A collection of agent prompts, skill specifications, coordination protocols, and session lifecycle hooks that together form a structured development workflow. Each specialist agent has a defined scope, an explicit output contract, a memory policy, and handoff rules.

The user is the orchestrator. You activate an agent, give it a task, read its output, and decide what happens next. There is no autonomous runtime, no inter-agent messaging, and no middleware. The system is the prompts and the LLM that interprets them.

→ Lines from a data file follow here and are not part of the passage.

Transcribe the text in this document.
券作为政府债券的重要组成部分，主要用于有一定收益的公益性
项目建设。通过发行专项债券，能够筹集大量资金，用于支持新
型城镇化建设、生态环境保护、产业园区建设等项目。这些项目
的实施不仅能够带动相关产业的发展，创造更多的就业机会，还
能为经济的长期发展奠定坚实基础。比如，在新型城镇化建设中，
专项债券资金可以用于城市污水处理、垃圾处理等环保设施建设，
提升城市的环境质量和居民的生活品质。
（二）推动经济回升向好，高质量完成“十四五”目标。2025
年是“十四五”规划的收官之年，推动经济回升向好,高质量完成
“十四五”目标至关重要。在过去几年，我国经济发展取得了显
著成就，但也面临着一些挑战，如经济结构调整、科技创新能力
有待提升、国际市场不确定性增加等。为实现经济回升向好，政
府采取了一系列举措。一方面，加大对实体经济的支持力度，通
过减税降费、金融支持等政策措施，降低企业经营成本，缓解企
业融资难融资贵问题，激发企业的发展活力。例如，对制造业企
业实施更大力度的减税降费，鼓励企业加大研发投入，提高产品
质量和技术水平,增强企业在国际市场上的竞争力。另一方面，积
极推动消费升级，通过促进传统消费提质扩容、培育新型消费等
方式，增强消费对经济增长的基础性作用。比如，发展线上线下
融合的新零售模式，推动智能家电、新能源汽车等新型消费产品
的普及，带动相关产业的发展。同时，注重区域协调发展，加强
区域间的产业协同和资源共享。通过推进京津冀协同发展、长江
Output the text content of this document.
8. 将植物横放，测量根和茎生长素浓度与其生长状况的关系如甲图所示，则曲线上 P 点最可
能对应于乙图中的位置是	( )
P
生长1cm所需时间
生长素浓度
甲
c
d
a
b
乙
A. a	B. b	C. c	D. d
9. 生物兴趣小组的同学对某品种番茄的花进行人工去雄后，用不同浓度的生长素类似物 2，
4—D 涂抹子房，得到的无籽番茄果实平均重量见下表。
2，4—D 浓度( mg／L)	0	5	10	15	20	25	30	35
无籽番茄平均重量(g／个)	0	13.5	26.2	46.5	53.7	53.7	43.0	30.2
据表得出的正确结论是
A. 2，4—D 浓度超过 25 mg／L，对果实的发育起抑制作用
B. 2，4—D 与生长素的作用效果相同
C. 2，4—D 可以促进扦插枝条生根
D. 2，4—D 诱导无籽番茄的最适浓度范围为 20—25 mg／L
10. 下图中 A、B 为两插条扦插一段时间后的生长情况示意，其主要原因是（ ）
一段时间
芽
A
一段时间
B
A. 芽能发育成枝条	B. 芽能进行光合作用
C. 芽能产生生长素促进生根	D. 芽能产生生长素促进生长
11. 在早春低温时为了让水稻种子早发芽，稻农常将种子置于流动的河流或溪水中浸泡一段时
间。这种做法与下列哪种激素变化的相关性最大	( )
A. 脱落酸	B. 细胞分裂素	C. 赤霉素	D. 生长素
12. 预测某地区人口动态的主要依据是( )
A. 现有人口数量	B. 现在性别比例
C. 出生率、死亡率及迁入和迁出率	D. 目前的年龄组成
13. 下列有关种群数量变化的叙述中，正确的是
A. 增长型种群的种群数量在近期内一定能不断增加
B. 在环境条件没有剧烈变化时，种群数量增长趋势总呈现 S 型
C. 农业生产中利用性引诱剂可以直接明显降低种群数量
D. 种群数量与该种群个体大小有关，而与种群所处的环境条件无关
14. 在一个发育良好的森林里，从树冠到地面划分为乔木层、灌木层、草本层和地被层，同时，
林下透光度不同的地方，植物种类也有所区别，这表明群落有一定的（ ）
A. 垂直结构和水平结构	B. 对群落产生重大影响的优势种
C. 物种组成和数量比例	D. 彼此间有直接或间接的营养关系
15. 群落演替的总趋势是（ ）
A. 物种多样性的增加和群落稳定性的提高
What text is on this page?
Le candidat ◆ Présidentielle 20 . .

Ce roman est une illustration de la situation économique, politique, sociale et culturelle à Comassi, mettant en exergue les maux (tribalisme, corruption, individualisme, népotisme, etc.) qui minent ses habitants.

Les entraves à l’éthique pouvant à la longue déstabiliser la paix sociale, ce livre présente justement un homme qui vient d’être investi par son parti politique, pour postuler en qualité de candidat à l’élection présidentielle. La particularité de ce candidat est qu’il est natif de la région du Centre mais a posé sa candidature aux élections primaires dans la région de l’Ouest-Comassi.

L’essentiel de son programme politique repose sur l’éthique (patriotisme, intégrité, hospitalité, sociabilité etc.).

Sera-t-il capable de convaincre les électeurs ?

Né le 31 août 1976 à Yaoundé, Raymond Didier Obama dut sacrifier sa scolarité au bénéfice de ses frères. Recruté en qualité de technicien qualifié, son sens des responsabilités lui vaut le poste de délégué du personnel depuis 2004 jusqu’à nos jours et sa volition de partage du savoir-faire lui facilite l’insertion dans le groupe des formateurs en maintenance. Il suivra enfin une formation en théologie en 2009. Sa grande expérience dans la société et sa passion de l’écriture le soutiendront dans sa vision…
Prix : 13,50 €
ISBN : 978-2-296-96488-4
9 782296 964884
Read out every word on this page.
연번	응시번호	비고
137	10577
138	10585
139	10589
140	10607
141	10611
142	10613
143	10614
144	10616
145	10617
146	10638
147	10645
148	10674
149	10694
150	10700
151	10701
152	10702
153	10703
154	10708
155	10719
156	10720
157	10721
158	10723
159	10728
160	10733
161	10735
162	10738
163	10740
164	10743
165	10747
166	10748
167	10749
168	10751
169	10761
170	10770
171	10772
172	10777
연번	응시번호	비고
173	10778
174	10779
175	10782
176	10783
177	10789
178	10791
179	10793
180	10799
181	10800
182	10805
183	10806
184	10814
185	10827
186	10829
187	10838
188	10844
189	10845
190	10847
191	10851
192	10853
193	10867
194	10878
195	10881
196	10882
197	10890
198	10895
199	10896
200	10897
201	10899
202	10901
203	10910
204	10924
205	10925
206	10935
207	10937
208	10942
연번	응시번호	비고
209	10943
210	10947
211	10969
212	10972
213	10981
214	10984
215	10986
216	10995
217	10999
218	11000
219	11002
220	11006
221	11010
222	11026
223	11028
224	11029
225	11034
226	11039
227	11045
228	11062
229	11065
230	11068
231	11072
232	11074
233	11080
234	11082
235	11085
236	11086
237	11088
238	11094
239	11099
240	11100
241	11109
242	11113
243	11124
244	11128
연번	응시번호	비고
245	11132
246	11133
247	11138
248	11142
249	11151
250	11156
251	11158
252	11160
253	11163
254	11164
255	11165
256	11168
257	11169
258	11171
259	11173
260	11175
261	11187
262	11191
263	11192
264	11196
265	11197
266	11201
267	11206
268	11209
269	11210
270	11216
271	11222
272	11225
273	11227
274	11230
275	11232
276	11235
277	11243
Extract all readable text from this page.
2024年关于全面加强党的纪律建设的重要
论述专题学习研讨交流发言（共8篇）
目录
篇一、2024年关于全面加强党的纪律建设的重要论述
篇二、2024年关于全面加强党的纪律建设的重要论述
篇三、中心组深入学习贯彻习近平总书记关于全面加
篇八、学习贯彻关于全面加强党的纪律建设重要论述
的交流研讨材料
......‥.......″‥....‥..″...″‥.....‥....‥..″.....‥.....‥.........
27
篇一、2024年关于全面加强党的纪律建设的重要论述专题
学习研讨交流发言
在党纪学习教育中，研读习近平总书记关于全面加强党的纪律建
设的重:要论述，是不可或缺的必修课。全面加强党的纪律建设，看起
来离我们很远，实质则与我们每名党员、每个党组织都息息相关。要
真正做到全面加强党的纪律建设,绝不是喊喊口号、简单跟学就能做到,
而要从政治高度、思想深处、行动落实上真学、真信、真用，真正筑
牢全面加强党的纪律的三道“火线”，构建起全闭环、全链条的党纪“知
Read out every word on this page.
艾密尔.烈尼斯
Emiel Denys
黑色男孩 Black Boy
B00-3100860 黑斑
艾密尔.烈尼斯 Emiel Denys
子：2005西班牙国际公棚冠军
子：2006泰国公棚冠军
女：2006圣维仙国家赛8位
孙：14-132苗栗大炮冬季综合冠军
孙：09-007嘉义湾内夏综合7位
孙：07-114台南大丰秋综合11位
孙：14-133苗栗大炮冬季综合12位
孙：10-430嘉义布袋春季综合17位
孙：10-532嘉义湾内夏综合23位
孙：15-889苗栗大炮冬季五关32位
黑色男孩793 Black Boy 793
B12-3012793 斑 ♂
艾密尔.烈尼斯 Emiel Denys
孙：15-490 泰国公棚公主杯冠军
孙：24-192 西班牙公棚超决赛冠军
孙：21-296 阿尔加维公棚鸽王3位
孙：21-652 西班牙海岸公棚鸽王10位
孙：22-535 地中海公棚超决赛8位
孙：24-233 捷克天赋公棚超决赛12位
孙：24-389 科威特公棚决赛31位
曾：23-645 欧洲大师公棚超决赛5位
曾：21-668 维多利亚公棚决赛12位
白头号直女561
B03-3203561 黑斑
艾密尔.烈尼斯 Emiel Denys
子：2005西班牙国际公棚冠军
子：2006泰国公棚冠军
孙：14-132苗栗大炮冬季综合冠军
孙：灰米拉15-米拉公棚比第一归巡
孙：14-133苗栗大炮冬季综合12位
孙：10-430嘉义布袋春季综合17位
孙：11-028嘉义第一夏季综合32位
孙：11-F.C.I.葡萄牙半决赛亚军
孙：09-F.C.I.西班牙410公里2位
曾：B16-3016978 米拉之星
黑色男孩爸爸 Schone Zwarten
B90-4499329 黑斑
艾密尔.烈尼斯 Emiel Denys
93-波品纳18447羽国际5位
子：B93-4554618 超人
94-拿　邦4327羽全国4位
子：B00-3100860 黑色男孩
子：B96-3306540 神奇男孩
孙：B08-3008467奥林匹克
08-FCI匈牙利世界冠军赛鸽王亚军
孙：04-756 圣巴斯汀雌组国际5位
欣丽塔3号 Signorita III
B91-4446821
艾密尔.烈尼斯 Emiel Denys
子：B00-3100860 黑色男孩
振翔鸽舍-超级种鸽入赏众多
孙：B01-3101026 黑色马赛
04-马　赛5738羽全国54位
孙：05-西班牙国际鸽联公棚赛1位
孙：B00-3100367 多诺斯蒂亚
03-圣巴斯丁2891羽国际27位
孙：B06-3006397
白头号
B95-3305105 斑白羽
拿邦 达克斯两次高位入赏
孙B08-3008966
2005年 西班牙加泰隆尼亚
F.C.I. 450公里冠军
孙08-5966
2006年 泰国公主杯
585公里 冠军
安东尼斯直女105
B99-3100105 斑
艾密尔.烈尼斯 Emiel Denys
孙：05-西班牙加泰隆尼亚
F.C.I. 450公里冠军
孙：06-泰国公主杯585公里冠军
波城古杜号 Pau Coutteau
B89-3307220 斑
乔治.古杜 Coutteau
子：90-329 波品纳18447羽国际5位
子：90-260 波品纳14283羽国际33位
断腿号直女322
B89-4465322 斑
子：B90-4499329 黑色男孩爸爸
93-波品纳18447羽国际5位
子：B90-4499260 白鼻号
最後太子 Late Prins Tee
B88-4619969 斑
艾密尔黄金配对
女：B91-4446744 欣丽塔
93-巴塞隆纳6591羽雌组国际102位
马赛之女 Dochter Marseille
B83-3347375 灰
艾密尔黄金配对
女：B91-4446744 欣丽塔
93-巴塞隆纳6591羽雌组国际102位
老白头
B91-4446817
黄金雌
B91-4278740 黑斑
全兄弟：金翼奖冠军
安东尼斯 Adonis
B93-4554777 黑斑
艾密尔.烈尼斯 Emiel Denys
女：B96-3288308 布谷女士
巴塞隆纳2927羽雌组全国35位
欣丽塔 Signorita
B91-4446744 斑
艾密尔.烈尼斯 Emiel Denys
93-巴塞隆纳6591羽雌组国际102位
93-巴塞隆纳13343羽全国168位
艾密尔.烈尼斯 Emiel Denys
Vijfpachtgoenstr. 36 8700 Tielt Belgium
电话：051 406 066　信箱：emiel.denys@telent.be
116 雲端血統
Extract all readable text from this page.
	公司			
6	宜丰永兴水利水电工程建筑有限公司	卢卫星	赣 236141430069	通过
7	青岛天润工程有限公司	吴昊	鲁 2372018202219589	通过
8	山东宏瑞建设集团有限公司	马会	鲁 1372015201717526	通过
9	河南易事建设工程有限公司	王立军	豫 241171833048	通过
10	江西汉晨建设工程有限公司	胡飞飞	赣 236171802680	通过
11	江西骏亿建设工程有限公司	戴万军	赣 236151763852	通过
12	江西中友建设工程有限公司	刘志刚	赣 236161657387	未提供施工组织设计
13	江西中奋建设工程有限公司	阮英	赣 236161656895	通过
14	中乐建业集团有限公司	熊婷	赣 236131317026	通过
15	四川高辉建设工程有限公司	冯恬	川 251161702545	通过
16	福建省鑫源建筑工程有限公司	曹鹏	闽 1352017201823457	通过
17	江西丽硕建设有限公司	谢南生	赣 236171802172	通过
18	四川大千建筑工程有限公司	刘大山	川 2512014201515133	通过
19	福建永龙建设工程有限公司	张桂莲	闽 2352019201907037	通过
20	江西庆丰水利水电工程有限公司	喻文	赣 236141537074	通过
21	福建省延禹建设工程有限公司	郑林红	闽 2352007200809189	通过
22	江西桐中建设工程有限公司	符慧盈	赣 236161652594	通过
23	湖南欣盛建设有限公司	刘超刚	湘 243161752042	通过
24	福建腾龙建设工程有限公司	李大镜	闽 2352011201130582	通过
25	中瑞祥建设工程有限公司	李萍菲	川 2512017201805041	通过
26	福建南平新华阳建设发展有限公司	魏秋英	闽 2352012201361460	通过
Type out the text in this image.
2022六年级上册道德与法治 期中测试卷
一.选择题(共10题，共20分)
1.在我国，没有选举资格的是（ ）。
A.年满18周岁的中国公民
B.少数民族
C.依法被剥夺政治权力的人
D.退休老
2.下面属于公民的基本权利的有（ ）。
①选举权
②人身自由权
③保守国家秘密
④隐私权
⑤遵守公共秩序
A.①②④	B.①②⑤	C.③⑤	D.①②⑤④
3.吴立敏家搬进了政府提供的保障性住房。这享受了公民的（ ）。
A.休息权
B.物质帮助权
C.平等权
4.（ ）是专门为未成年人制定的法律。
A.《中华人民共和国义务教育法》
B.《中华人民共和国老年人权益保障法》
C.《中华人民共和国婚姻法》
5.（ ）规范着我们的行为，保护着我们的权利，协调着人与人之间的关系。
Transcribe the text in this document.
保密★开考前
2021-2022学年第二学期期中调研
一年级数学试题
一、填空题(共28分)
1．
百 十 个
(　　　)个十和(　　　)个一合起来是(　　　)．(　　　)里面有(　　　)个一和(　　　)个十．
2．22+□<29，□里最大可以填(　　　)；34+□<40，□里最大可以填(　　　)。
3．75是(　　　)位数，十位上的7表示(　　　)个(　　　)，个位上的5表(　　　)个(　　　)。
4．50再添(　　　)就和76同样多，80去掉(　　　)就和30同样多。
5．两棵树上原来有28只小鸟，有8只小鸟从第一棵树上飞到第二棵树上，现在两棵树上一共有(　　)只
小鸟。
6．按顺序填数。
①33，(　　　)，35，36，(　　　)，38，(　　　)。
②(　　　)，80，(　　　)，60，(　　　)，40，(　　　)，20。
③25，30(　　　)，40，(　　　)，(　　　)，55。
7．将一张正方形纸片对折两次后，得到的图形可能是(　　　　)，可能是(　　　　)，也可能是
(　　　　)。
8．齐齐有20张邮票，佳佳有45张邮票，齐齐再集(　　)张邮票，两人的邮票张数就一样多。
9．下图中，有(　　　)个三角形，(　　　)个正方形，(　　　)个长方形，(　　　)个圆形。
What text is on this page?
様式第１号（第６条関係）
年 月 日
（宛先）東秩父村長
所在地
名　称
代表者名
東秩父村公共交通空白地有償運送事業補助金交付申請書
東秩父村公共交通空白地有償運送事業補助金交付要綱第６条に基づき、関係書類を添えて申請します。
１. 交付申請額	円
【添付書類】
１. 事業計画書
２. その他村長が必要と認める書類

Used with LLM-based chat environments that support agent/persona switching. Tested with the Kiro CLI; adaptable to other environments.

Why this exists

Most multi-agent setups are either too loose (a bag of prompts with no contracts) or too rigid (a framework that assumes full automation). This suite sits in between:

  • Specialist agents have explicit output contracts — section names, order, and required fields are defined in the prompt itself, not in external docs the LLM may never see.
  • Every specialist output ends with a standardized self-review — quality score with evidence, error classification, and a suggested next step.
  • Handoffs are user-mediated — the suite doesn't pretend agents can reliably coordinate without human judgment.
  • Session memory is protocol-based — bash hooks handle the infrastructure (project detection, checkpoints, session index), while the agent follows a protocol for summaries and memory writes. The protocol is documented; enforcement is not automated.

Manifesto

Most "multi-agent" setups fall into two traps. Prompt collections with no structure: agents that don't know their boundaries, produce inconsistent output, and can't hand off work reliably. Or fully automated frameworks that pretend agents can orchestrate themselves — until they can't, and you have no way to intervene.

Agentwork rejects both.

Every agent has a contract — not a suggestion, not a "best practice," but a numbered list of sections it must produce every time. Every handoff goes through the user — because the user understands context that no routing algorithm can. Every session has a protocol — not enforced by middleware, but documented, testable, and auditable.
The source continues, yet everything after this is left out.